When I discovered that I was going to be a father for the first time, I spent time reflecting on my own childhood as a gauge to help determine what kind of father I hoped to be and what I wanted to emphasize with the kids.  One of the things that came back to me from my own father was the need to think – about problem-solving, about issues, about courses of possible (in)action (since doing nothing is also a possible route).  This was something that I’d also try to inculcate among my kids but I broadened this to include helping them distinguish real meaning from the porridge bowl of crap presented by the various media.  I wanted the kids to learn to examine something and be able to determine if it was a load of crap.

While I expected that it could come back to bite, it was in an intellectual sense and I didn’t expect it to be so personally difficult.

It was easier as the kids were younger but with the advent of the teen years, the questioning has become more personal and contentious.  There are things that I understand from additional decades of life that a young teen simply cannot comprehend and trying to explain them can be difficult as the words come slowly, with difficulty.  The conversation can reveal things about you that, for better or worse, smack of hypocrisy and teens can smell out hypocrisy like a hound on a scent.  I sometimes honestly wonder after a conversation with a teen whether I’ve managed to get the import of my thoughts across or whether it’s been garbled into some mutant pretzel shape.  And frankly, I believe that parents have a particular authority that flows from the sheer dint of parenthood and now I’ve got kids questioning me. 
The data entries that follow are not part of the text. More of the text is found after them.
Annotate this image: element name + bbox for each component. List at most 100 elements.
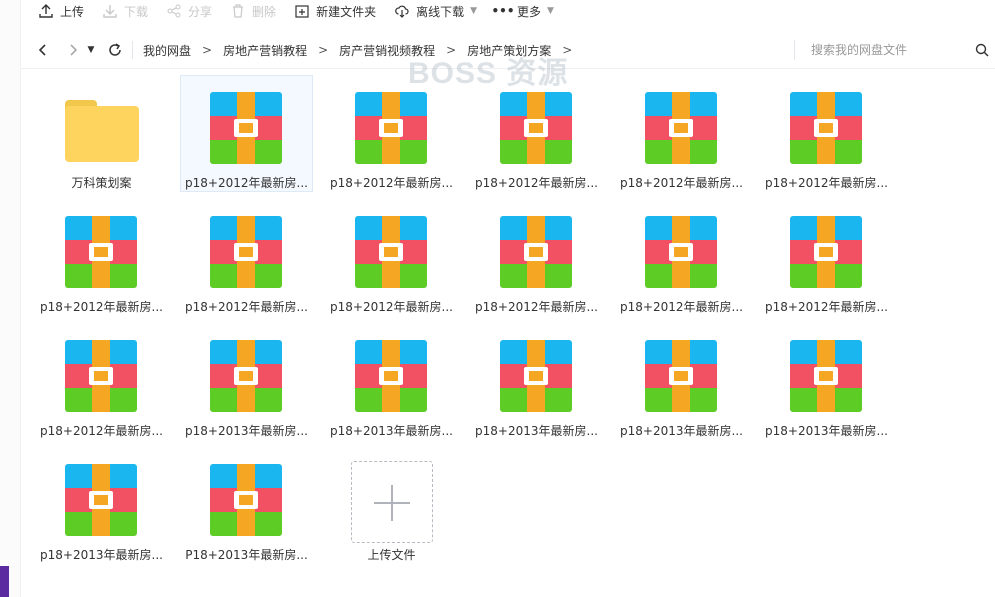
more-button[interactable]: ••• 更多 ▼ — [491, 0, 554, 22]
search-input[interactable] — [809, 42, 973, 58]
more-label: 更多 — [517, 4, 542, 19]
file-item[interactable]: p18+2012年最新房... — [180, 75, 313, 192]
file-item[interactable]: p18+2012年最新房... — [325, 75, 458, 192]
download-icon — [102, 3, 118, 19]
refresh-icon[interactable] — [104, 39, 126, 61]
file-name: p18+2013年最新房... — [185, 424, 308, 438]
chevron-down-icon[interactable]: ▼ — [470, 6, 477, 16]
breadcrumb-separator-icon: > — [446, 43, 457, 57]
file-name: 上传文件 — [367, 548, 416, 562]
file-name: p18+2012年最新房... — [765, 176, 888, 190]
toolbar: 上传 下载 分享 删除 新建文件夹 离线下载 ▼ ••• 更多 ▼ — [20, 0, 995, 22]
forward-icon[interactable] — [62, 39, 84, 61]
share-button[interactable]: 分享 — [166, 0, 212, 22]
breadcrumb-item-video-tutorials[interactable]: 房产营销视频教程 — [339, 42, 435, 59]
breadcrumb-item-my-drive[interactable]: 我的网盘 — [143, 42, 191, 59]
trash-icon — [230, 3, 246, 19]
archive-icon — [645, 92, 719, 166]
breadcrumb: 我的网盘 > 房地产营销教程 > 房产营销视频教程 > 房地产策划方案 > — [132, 41, 583, 59]
upload-button[interactable]: 上传 — [38, 0, 84, 22]
file-name: p18+2012年最新房... — [330, 176, 453, 190]
new-folder-icon — [294, 3, 310, 19]
file-name: p18+2012年最新房... — [620, 176, 743, 190]
search-box — [794, 40, 995, 60]
delete-button[interactable]: 删除 — [230, 0, 276, 22]
share-label: 分享 — [188, 4, 213, 19]
file-item[interactable]: p18+2012年最新房... — [760, 199, 893, 316]
archive-icon — [355, 216, 429, 290]
archive-icon — [355, 340, 429, 414]
file-item[interactable]: p18+2013年最新房... — [180, 323, 313, 440]
archive-icon — [210, 92, 284, 166]
file-name: p18+2012年最新房... — [475, 300, 598, 314]
file-item[interactable]: p18+2012年最新房... — [325, 199, 458, 316]
breadcrumb-item-real-estate-marketing[interactable]: 房地产营销教程 — [223, 42, 307, 59]
file-item[interactable]: p18+2013年最新房... — [760, 323, 893, 440]
breadcrumb-separator-icon: > — [318, 43, 329, 57]
new-folder-button[interactable]: 新建文件夹 — [294, 0, 376, 22]
file-item[interactable]: p18+2013年最新房... — [35, 447, 168, 564]
download-button[interactable]: 下载 — [102, 0, 148, 22]
archive-icon — [355, 92, 429, 166]
file-item[interactable]: P18+2013年最新房... — [180, 447, 313, 564]
file-item[interactable]: p18+2012年最新房... — [180, 199, 313, 316]
archive-icon — [790, 216, 864, 290]
file-item[interactable]: p18+2012年最新房... — [470, 75, 603, 192]
file-item[interactable]: p18+2012年最新房... — [35, 199, 168, 316]
file-name: p18+2013年最新房... — [330, 424, 453, 438]
archive-icon — [210, 216, 284, 290]
file-name: p18+2012年最新房... — [620, 300, 743, 314]
file-name: p18+2013年最新房... — [620, 424, 743, 438]
file-name: p18+2013年最新房... — [765, 424, 888, 438]
file-item[interactable]: p18+2013年最新房... — [615, 323, 748, 440]
file-item[interactable]: p18+2013年最新房... — [470, 323, 603, 440]
back-icon[interactable] — [32, 39, 54, 61]
archive-icon — [790, 340, 864, 414]
archive-icon — [500, 92, 574, 166]
file-name: p18+2013年最新房... — [475, 424, 598, 438]
search-icon[interactable] — [975, 43, 989, 57]
offline-download-button[interactable]: 离线下载 ▼ — [394, 0, 477, 22]
file-item[interactable]: p18+2012年最新房... — [35, 323, 168, 440]
upload-file-tile[interactable]: 上传文件 — [325, 447, 458, 564]
download-label: 下载 — [124, 4, 149, 19]
file-name: p18+2012年最新房... — [185, 300, 308, 314]
archive-icon — [645, 340, 719, 414]
offline-download-label: 离线下载 — [416, 4, 465, 19]
file-name: p18+2012年最新房... — [475, 176, 598, 190]
file-name: p18+2012年最新房... — [765, 300, 888, 314]
more-dots-icon: ••• — [491, 4, 515, 18]
cloud-download-icon — [394, 3, 410, 19]
file-name: p18+2012年最新房... — [40, 424, 163, 438]
archive-icon — [65, 464, 139, 538]
breadcrumb-item-planning[interactable]: 房地产策划方案 — [467, 42, 551, 59]
folder-item[interactable]: 万科策划案 — [35, 75, 168, 192]
archive-icon — [645, 216, 719, 290]
file-name: p18+2013年最新房... — [40, 548, 163, 562]
upload-plus-icon — [351, 461, 433, 543]
breadcrumb-separator-icon: > — [562, 43, 573, 57]
navigation-bar: ▼ 我的网盘 > 房地产营销教程 > 房产营销视频教程 > 房地产策划方案 > — [20, 32, 995, 69]
upload-icon — [38, 3, 54, 19]
file-name: p18+2012年最新房... — [40, 300, 163, 314]
archive-icon — [500, 340, 574, 414]
file-item[interactable]: p18+2012年最新房... — [615, 75, 748, 192]
file-name: P18+2013年最新房... — [185, 548, 308, 562]
sidebar-accent — [0, 566, 9, 597]
chevron-down-icon[interactable]: ▼ — [547, 6, 554, 16]
upload-label: 上传 — [60, 4, 85, 19]
archive-icon — [65, 216, 139, 290]
new-folder-label: 新建文件夹 — [316, 4, 377, 19]
file-item[interactable]: p18+2012年最新房... — [615, 199, 748, 316]
archive-icon — [500, 216, 574, 290]
history-dropdown-icon[interactable]: ▼ — [84, 39, 98, 61]
file-item[interactable]: p18+2012年最新房... — [760, 75, 893, 192]
file-item[interactable]: p18+2012年最新房... — [470, 199, 603, 316]
delete-label: 删除 — [252, 4, 277, 19]
archive-icon — [790, 92, 864, 166]
folder-icon — [65, 92, 139, 166]
left-sidebar-edge — [0, 0, 21, 597]
file-name: 万科策划案 — [71, 176, 132, 190]
file-item[interactable]: p18+2013年最新房... — [325, 323, 458, 440]
file-name: p18+2012年最新房... — [185, 176, 308, 190]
I can’t have it both ways, raising kids to question why things are as they are and yet excluding my own paternal authority.  It isn’t fair to them, it undercuts everything that I’ve attempted to teach and it encourages distrust.  So we’ve had some contentious moments with frustrated conversations that have broken off and come raggedly together again later as we attempt to knit together a common understanding from what feels like the jagged edges of sheared metal.  There have been moments when I’ve begged off of the question at hand, openly stating that I wanted the opportunity to think about how I wanted to say something so that it made sense.  There have likewise been moments when we’ve come together again as one of us has sought the other out and – as happened this weekend – I’ve had to acknowledge that the youth had legitimate points that required adaptation of my own actions. 

The point is that communicating with teenagers isn’t always going to be comfortable and will take you far beyond your parental comfort zone.  Expect turbulence and expect some hard feelings and dark moments, but also expect that you’re going to have to continue to engage with them as you both adapt.